Consider the following game matrix $$ \begin{array}{l|c|c} & \textbf{S} & \textbf{G} \\ \hline \textbf{S} & (-2,-2) & (-6, -1) \\ \hline \textbf{G} & (-1,-6) & (-4, -4) \end{array} $$ which corresponds to the well-known prisonder's dilemma. Now a Nash Equilibrium by using pure strategies would be (G,G) cause by choosing them neither can improve his outcome by unilaterally changing his strategy.
Now I wanted to calculate a Nash Equilibrium for mixed strategies using this payoff-matrix. (I am using an algorithm proposed at the German wikipedia Article on Nash-Equilibrium). So, I am looking for a mixed strategy for player II which makes player I indifferent regarding his strategy choices, and vice versa.
Let $q$ be the probability that player II chooses $S$ and accordingly $(1-q)$ that he chooses $G$, then the expected values for player I are \begin{align*} EV(I | S) & = (-2)q + (-6)(1-q) \qquad \textrm{if he chooses $S$} \\ EV(I | G) & = (-1)q + (-4)(1-q) \qquad \textrm{if he chooses $G$} \end{align*} (I use the notation $EV(I | S)$ to mean, expected value of player $I$ when he chooses $S$ and so on).
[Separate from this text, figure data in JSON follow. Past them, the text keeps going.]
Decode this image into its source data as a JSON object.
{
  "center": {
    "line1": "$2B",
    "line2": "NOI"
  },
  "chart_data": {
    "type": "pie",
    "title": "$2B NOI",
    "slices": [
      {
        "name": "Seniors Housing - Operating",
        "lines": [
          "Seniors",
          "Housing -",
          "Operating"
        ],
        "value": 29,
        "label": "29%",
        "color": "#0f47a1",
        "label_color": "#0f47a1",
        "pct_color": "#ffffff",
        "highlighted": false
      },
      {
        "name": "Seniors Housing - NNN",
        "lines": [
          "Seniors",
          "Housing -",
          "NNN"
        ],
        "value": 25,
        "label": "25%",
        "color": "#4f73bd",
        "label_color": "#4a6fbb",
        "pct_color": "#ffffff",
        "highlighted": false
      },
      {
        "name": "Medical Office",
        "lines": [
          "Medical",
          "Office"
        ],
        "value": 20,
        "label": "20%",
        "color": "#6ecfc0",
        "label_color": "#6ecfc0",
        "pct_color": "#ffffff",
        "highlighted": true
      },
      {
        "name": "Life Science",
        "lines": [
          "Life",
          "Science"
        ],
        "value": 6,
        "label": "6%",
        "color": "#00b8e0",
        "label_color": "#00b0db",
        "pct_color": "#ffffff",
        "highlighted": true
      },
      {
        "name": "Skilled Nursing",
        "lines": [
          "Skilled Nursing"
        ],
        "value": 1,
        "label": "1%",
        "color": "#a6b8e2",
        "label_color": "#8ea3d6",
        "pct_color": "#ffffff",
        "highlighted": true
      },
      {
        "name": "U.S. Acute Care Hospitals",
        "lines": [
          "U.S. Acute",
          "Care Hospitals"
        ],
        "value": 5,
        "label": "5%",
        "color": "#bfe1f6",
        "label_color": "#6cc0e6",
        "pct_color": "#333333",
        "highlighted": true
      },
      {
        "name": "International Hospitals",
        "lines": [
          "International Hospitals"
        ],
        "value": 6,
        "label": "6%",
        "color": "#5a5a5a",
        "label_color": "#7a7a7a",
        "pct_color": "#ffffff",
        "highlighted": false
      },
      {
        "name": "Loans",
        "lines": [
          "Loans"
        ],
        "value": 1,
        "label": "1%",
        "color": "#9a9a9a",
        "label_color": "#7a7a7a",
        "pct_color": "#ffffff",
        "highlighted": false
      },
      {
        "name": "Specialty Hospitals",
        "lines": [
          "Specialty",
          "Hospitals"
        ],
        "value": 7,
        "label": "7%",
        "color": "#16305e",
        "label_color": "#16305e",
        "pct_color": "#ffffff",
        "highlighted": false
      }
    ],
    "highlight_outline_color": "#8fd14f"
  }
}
Equating them, to find the probablities for player II which make player I indifferent, I have to solve $$ -2q - 6(1-q) = -q - 4(1-q) $$ which has the solution $q = 2$, which is impossible since q should be a probablity, so with the additional restriction $0 \le q \le 1$ it has no solution? But I heard that Nash-Equilibrium for mixed strategies always exists in finite games, so what did I wrong?